Godesim is in early development and will naturally change as it is used more.
The chart below shows some features that are planned or already part of godesim.

| Status legend | Planned | Started | Prototype | Stable | Mature |
| ------------- |:-------:|:-------:|:---------:|:------:|:------:|
| Legend symbol | ✖️ | 🏗️ | 🐞️ | 🚦️ | ✅️ |

| Features | Status | Notes |
| -------- |:------:| ----- |
| Non-linear solvers | 🚦️ | Suite of ODE solvers available. |
| Non-autonomous support | 🚦️ | `U` vector which need not a defined differential equation like `X` does.|
| Event driver | 🚦️ | Eventer interface implemented. |
| Stiff solver | 🚦️ | Newton-Raphson algorithm implemented and tested. |

Algorithms available and benchmarks

| Algorithm | Time/Operation| Memory/Op | Allocations/Op |
|-------------------|-----------------|---------------|-------------------|
|RK4 | 1575 ns/op | 516 B/op | 12 allocs/op |
|RK5 | 2351 ns/op | 692 B/op | 21 allocs/op |
|RKF45 | 3229 ns/op | 780 B/op | 25 allocs/op |
|Newton-Raphson | 8616 ns/op | 4292 B/op | 92 allocs/op |
|Dormand-Prince | 4365 ns/op | 926 B/op | 32 allocs/op |

## [Examples](./_examples)

### Quadratic Solution

```go
// Declare your rate-of-change functions using state-space symbols
Dtheta := func(s state.State) float64 {
return s.X("theta-dot")
}

DDtheta := func(s state.State) float64 {
return 1
}
// Set the Simulation's differential equations and initial values and hit Begin!
sim := godesim.New() // Configurable with Simulation.SetConfig(godesim.Config{...})
sim.SetDiffFromMap(map[state.Symbol]state.Diff {
"theta": Dtheta,
"theta-dot": DDtheta,
})
sim.SetX0FromMap(map[state.Symbol]float64{
"theta": 0,
"theta-dot": 0,
})
sim.SetTimespan(0.0, 1.0, 10) // One second simulated
sim.Begin()
```

The above code solves the following system:

![](_assets/quadratic_eq.png)

for the domain `t=0` to `t=1.0` in 10 steps where `theta` and `theta-dot` are the `X` variables. The resulting curve is quadratic as the solution for this equation (for theta and theta-dot equal to zero) is

![](_assets/quadratic_eq_sol.png)

### How to obtain results
```go
// one can then obtain simulation results as float slices
t := sim.Results("time")
theta := sim.Results("theta")
```

### Other examples

To run an example, navigate to it's directory (under [`examples`](./_examples)) then type `go run .` in console.

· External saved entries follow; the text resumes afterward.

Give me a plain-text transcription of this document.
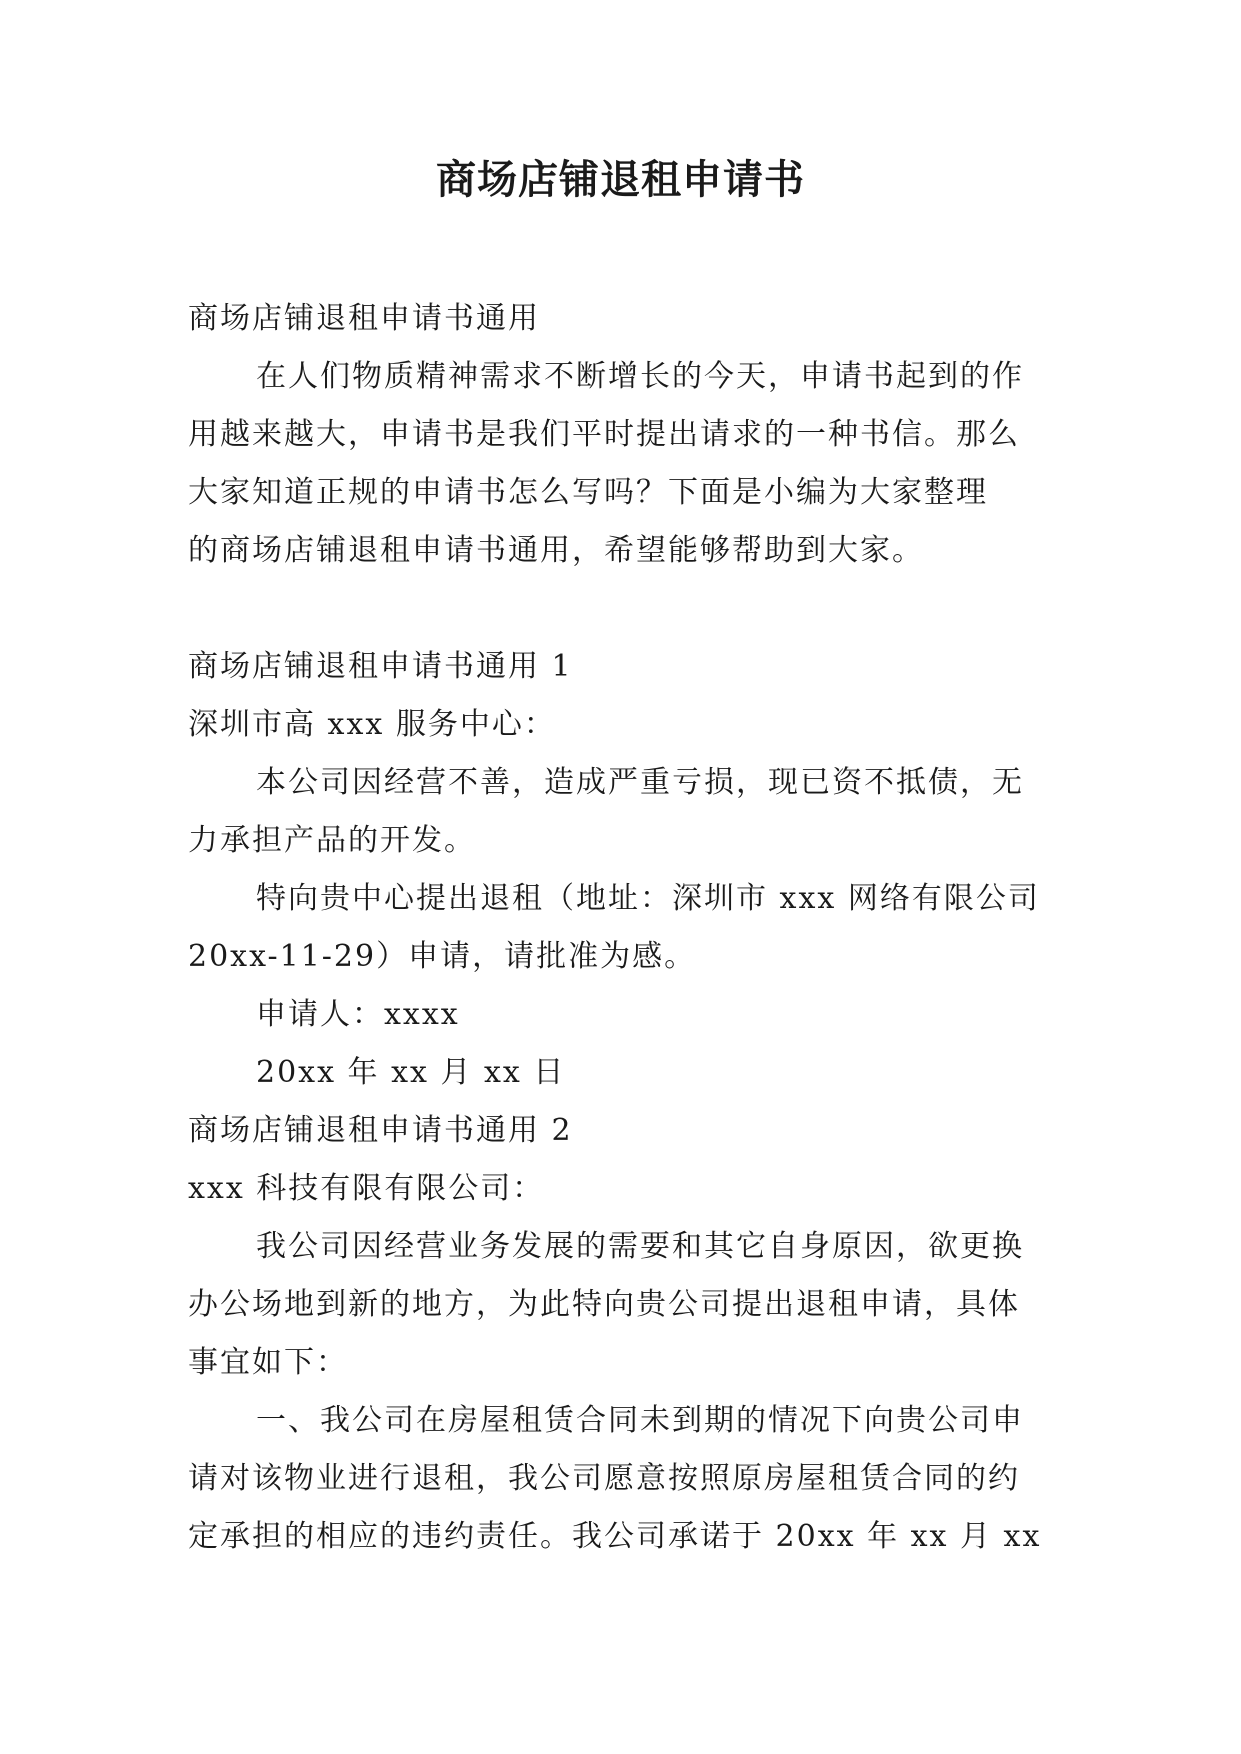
商场店铺退租申请书
商场店铺退租申请书通用
在人们物质精神需求不断增长的今天，申请书起到的作
用越来越大，申请书是我们平时提出请求的一种书信。那么
大家知道正规的申请书怎么写吗？下面是小编为大家整理
的商场店铺退租申请书通用，希望能够帮助到大家。
商场店铺退租申请书通用 1
深圳市高 xxx 服务中心：
本公司因经营不善，造成严重亏损，现已资不抵债，无
力承担产品的开发。
特向贵中心提出退租（地址：深圳市 xxx 网络有限公司
20xx-11-29）申请，请批准为感。
申请人：xxxx
20xx 年 xx 月 xx 日
商场店铺退租申请书通用 2
xxx 科技有限有限公司：
我公司因经营业务发展的需要和其它自身原因，欲更换
办公场地到新的地方，为此特向贵公司提出退租申请，具体
事宜如下：
一、我公司在房屋租赁合同未到期的情况下向贵公司申
请对该物业进行退租，我公司愿意按照原房屋租赁合同的约
定承担的相应的违约责任。我公司承诺于 20xx 年 xx 月 xx
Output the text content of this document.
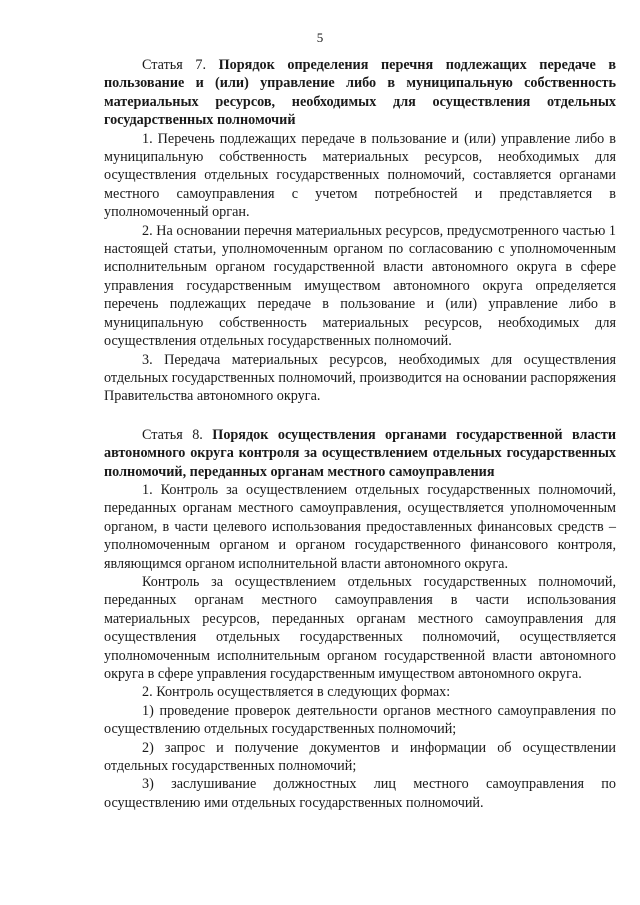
5

Статья 7. Порядок определения перечня подлежащих передаче в пользование и (или) управление либо в муниципальную собственность материальных ресурсов, необходимых для осуществления отдельных государственных полномочий

1. Перечень подлежащих передаче в пользование и (или) управление либо в муниципальную собственность материальных ресурсов, необходимых для осуществления отдельных государственных полномочий, составляется органами местного самоуправления с учетом потребностей и представляется в уполномоченный орган.

2. На основании перечня материальных ресурсов, предусмотренного частью 1 настоящей статьи, уполномоченным органом по согласованию с уполномоченным исполнительным органом государственной власти автономного округа в сфере управления государственным имуществом автономного округа определяется перечень подлежащих передаче в пользование и (или) управление либо в муниципальную собственность материальных ресурсов, необходимых для осуществления отдельных государственных полномочий.

3. Передача материальных ресурсов, необходимых для осуществления отдельных государственных полномочий, производится на основании распоряжения Правительства автономного округа.

Статья 8. Порядок осуществления органами государственной власти автономного округа контроля за осуществлением отдельных государственных полномочий, переданных органам местного самоуправления

1. Контроль за осуществлением отдельных государственных полномочий, переданных органам местного самоуправления, осуществляется уполномоченным органом, в части целевого использования предоставленных финансовых средств – уполномоченным органом и органом государственного финансового контроля, являющимся органом исполнительной власти автономного округа.

Контроль за осуществлением отдельных государственных полномочий, переданных органам местного самоуправления в части использования материальных ресурсов, переданных органам местного самоуправления для осуществления отдельных государственных полномочий, осуществляется уполномоченным исполнительным органом государственной власти автономного округа в сфере управления государственным имуществом автономного округа.

2. Контроль осуществляется в следующих формах:

1) проведение проверок деятельности органов местного самоуправления по осуществлению отдельных государственных полномочий;

2) запрос и получение документов и информации об осуществлении отдельных государственных полномочий;

3) заслушивание должностных лиц местного самоуправления по осуществлению ими отдельных государственных полномочий.
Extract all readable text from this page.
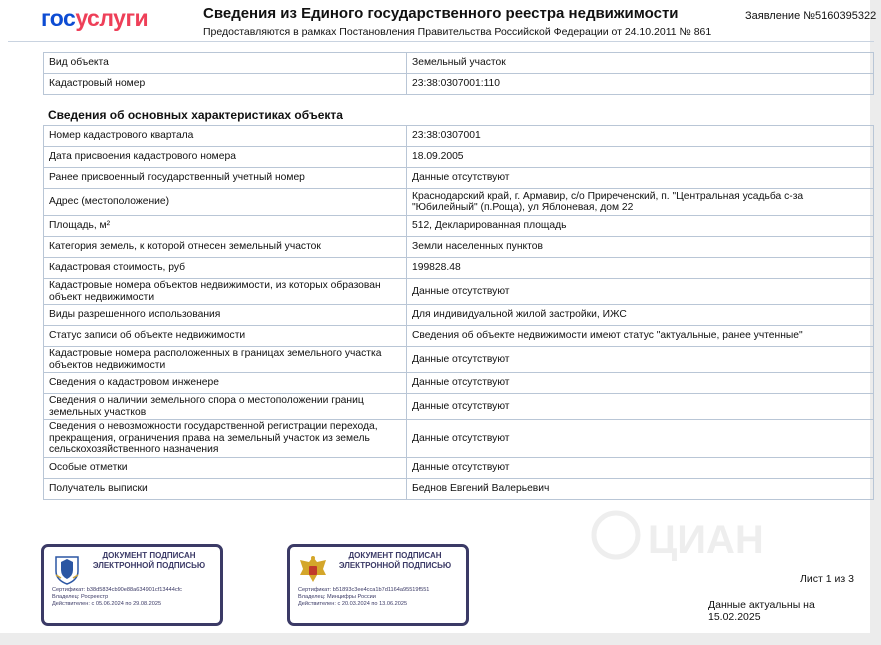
госуслуги	Сведения из Единого государственного реестра недвижимости
Предоставляются в рамках Постановления Правительства Российской Федерации от 24.10.2011 № 861
Заявление №5160395322
Вид объекта	Земельный участок
Кадастровый номер	23:38:0307001:110
Сведения об основных характеристиках объекта
Номер кадастрового квартала	23:38:0307001
Дата присвоения кадастрового номера	18.09.2005
Ранее присвоенный государственный учетный номер	Данные отсутствуют
Адрес (местоположение)	Краснодарский край, г. Армавир, с/о Приреченский, п. "Центральная усадьба с-за "Юбилейный" (п.Роща), ул Яблоневая, дом 22
Площадь, м²	512, Декларированная площадь
Категория земель, к которой отнесен земельный участок	Земли населенных пунктов
Кадастровая стоимость, руб	199828.48
Кадастровые номера объектов недвижимости, из которых образован объект недвижимости	Данные отсутствуют
Виды разрешенного использования	Для индивидуальной жилой застройки, ИЖС
Статус записи об объекте недвижимости	Сведения об объекте недвижимости имеют статус "актуальные, ранее учтенные"
Кадастровые номера расположенных в границах земельного участка объектов недвижимости	Данные отсутствуют
Сведения о кадастровом инженере	Данные отсутствуют
Сведения о наличии земельного спора о местоположении границ земельных участков	Данные отсутствуют
Сведения о невозможности государственной регистрации перехода, прекращения, ограничения права на земельный участок из земель сельскохозяйственного назначения	Данные отсутствуют
Особые отметки	Данные отсутствуют
Получатель выписки	Беднов Евгений Валерьевич
ЦИАН
ДОКУМЕНТ ПОДПИСАН ЭЛЕКТРОННОЙ ПОДПИСЬЮ
Сертификат: b38d5834cb90e88a634901cf13444cfc
Владелец: Росреестр
Действителен: с 05.06.2024 по 29.08.2025
ДОКУМЕНТ ПОДПИСАН ЭЛЕКТРОННОЙ ПОДПИСЬЮ
Сертификат: b51893c3ee4cca1b7d1164a95519f551
Владелец: Минцифры России
Действителен: с 20.03.2024 по 13.06.2025
Лист 1 из 3
Данные актуальны на 15.02.2025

There are three simple examples which have been cooked up and left in `_examples` directory.
I've been having problems running Pixel on my machine so the simulation animations are still under work.

* [Simple pendulum](./_examples/simplePendulum)
* [Double pendulum exhibiting chaotic motion](./_examples/doublePendulum)
* [N-Body simulation](./_examples/n-body)

### Final notes
Future versions of gonum will have an ODE solver too. Ideally godesim would base it's algorithms on `gonum`'s implementation. See https://github.com/gonum/exp `ode` package.

## Contributing

Pull requests welcome!

This is my first library written for any programming language ever. I'll try to be fast on replying to pull-requests and issues.